Counting values when some are missing/invalid
df = pl.scan_parquet("../titanic.parquet")
df.group_by('deck').len().collect()
Dropping missing/invalid values
df = pl.scan_parquet("../titanic.parquet")
df.drop_nulls().collect()
df.filter(pl.col('deck').is_not_null()).collect()
Working with multiple DataFrames
Joining DataFrames
df1 = pl.DataFrame({'x': [0.2, 1.3, 9.1], 'y': [-9.2, 88.2, 1.5]})
df2 = pl.DataFrame({'x': [9.1, 0.2], 'z': [13124.0, 559.3]})
df1.join(df2, on='x')
Concatenating DataFrames (vertically)
df1 = pl.DataFrame({'x': [0.2, 1.3, 9.1], 'y': [-9.2, 88.2, 1.5]})
df2 = pl.DataFrame({'x': [9.1, 0.2], 'z': [13124.0, 559.3]})
pl.concat([df1, df2], how='diagonal')
Categorical data
# Use a StringCache for the code block below in order to map strings to the same uints when
# creating df1, df2 and pl.concat([df1, df2])
#
# Alternatively, use pl.enable_string_cache() to enable the global string cache if you do not
# have a large number of strings.
with pl.StringCache():
df1 = pl.DataFrame(
{"a": ["blue", "blue", "green"], "b": [4, 5, 6]},
schema_overrides={"a": pl.Categorical},
)
df2 = pl.DataFrame(
{"a": ["green", "green", "blue"], "b": [4, 5, 6]},
schema_overrides={"a": pl.Categorical},
)
df1.with_columns(pl.col('a').to_physical().name.suffix('_physical'))
df2.with_columns(pl.col('a').to_physical().name.suffix('_physical'))
pl.concat([df1, df2])
Restricting values to Enum values
s = pl.Series(["flower", "tree", "flower"], dtype=pl.Enum(["flower", "tree", "bonsai"]))
s.dtype
Using LazyFrames instead of (eager) DataFrames
- Using LazyFrames enables lazy evaluation makes it possible for optimizations to be applied automatically instead of requiring hand-rolled optimizations to be used instead.
- If you use expressions the lazy mode should be equivalent to the eager mode (except the need to call
.collect()
at the end).
Textual representation of query plan
import polars as pl
df = pl.LazyFrame({"a": [1, 2, 3], "b": [4, 5, 6]})
print(df.explain())
Digraph representation of query plan
df = pl.LazyFrame({"a": [1, 2, 3], "b": [4, 5, 6]})
df.show_graph()
Executing row-wise operations
In order to execute some row-wise operations when using Polars one might need to use nested data types.
df = pl.DataFrame({'a': [1, 2, 3], 'b': [4, 5, 6]})
df.select(pl.cum_sum_horizontal(pl.all())).unnest('cum_sum')
Streaming
df = pl.LazyFrame({"a": [1, 2, 3], "b": [4, 5, 6]})
df.with_columns(c=pl.col('a') + pl.col('b')).collect(engine='streaming')
Miscellaneous
- Data is stored in a columnar (Arrow) format when using Polars.
- In Polars objects are usually immutable.
- In order to improve execution time performance use non-eval approach first, eval second, map_batches third and map_elements fourth (because of jumping btw.
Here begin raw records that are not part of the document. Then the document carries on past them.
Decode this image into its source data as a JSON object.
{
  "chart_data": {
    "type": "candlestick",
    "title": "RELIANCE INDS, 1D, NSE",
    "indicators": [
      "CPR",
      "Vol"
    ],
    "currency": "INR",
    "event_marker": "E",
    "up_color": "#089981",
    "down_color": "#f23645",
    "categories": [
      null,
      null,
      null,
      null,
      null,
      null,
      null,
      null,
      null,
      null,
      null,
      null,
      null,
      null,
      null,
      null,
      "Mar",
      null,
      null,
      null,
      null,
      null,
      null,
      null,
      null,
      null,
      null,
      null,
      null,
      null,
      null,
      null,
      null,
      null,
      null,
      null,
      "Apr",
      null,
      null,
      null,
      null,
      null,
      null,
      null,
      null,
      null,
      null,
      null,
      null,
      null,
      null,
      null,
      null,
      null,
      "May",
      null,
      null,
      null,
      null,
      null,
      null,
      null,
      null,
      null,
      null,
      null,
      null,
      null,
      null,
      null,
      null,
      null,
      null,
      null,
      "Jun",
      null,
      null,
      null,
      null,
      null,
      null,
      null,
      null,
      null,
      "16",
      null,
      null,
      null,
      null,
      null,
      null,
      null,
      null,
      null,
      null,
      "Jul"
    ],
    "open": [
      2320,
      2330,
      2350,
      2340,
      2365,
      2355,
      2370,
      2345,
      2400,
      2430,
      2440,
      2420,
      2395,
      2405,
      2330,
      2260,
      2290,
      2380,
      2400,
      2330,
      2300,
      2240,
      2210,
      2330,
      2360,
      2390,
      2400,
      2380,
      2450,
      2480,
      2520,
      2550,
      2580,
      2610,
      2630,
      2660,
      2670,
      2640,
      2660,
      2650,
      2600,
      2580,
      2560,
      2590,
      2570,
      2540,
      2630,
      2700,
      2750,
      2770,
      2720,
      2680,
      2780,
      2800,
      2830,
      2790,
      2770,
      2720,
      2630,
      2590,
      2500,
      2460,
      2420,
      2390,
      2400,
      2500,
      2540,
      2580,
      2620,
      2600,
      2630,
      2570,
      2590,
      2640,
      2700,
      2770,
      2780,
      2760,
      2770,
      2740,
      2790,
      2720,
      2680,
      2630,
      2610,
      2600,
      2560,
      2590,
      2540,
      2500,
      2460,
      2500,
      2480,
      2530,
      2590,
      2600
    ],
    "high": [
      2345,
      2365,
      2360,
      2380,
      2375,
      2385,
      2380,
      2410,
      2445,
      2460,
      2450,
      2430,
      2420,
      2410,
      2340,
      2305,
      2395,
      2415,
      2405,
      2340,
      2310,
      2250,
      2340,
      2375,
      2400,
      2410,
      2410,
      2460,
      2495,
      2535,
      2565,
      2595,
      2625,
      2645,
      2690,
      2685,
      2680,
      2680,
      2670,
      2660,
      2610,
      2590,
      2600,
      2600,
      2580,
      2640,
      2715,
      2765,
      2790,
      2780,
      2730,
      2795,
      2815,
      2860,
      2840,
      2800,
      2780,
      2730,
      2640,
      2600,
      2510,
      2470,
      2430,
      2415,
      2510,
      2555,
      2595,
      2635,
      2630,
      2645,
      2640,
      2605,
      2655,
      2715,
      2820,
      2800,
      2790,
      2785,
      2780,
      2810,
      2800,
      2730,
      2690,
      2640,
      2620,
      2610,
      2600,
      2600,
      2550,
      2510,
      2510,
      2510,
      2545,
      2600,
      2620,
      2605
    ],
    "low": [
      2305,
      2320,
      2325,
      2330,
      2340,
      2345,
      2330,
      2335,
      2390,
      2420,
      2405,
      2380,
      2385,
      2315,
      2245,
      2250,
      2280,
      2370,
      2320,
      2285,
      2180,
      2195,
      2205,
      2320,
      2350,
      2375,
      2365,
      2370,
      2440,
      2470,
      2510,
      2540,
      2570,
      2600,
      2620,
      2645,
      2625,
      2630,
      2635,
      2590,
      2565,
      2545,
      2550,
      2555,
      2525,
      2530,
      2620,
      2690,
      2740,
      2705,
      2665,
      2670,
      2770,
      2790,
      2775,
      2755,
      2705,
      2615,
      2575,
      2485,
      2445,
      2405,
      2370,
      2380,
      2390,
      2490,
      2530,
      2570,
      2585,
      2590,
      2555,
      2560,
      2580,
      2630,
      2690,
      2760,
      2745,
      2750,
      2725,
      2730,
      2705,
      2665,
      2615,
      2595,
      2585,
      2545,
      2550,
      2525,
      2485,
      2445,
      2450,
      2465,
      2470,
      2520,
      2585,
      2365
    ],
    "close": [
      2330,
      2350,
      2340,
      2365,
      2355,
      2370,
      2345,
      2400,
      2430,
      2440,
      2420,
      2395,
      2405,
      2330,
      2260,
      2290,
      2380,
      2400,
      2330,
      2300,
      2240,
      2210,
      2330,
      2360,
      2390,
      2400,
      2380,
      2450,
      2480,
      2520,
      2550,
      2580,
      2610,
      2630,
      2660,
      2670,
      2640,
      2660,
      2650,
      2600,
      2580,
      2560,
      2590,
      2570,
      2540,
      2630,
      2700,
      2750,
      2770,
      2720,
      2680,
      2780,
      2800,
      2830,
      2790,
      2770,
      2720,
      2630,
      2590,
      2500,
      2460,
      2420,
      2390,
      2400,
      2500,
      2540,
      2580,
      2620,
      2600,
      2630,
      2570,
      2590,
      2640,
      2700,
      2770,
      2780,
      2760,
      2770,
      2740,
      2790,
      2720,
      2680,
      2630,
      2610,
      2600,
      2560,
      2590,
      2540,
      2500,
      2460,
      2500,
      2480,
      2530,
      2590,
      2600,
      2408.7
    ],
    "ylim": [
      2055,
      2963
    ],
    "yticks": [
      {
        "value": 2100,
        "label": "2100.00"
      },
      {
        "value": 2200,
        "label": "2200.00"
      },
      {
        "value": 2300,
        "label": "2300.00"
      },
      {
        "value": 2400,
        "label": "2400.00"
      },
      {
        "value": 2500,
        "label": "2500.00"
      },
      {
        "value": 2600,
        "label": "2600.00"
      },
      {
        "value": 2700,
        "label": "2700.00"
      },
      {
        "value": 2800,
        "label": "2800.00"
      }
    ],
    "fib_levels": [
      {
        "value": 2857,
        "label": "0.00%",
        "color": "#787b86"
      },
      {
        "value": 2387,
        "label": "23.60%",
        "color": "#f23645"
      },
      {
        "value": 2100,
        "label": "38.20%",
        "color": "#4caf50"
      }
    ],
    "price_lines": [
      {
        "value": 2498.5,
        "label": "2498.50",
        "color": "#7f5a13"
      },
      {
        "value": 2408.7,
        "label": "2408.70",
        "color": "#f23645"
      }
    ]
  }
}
Python and a Rust binary)
- Use struct column type if the format/structure of a column is fixed. Otherwise use object type.
- pl.Series()._get_buffers() -> underlying representation.
- .collect([new_]streaming=True, gpu=True) for using streaming and/or GPUs when collecting results from a lazy DataFrame.
- Using sorted data enables Polars to use some optimizations which reduce execution time. Use
set_sorted
to tell Polars that data is sorted (Polars won’t check, so use w/ care).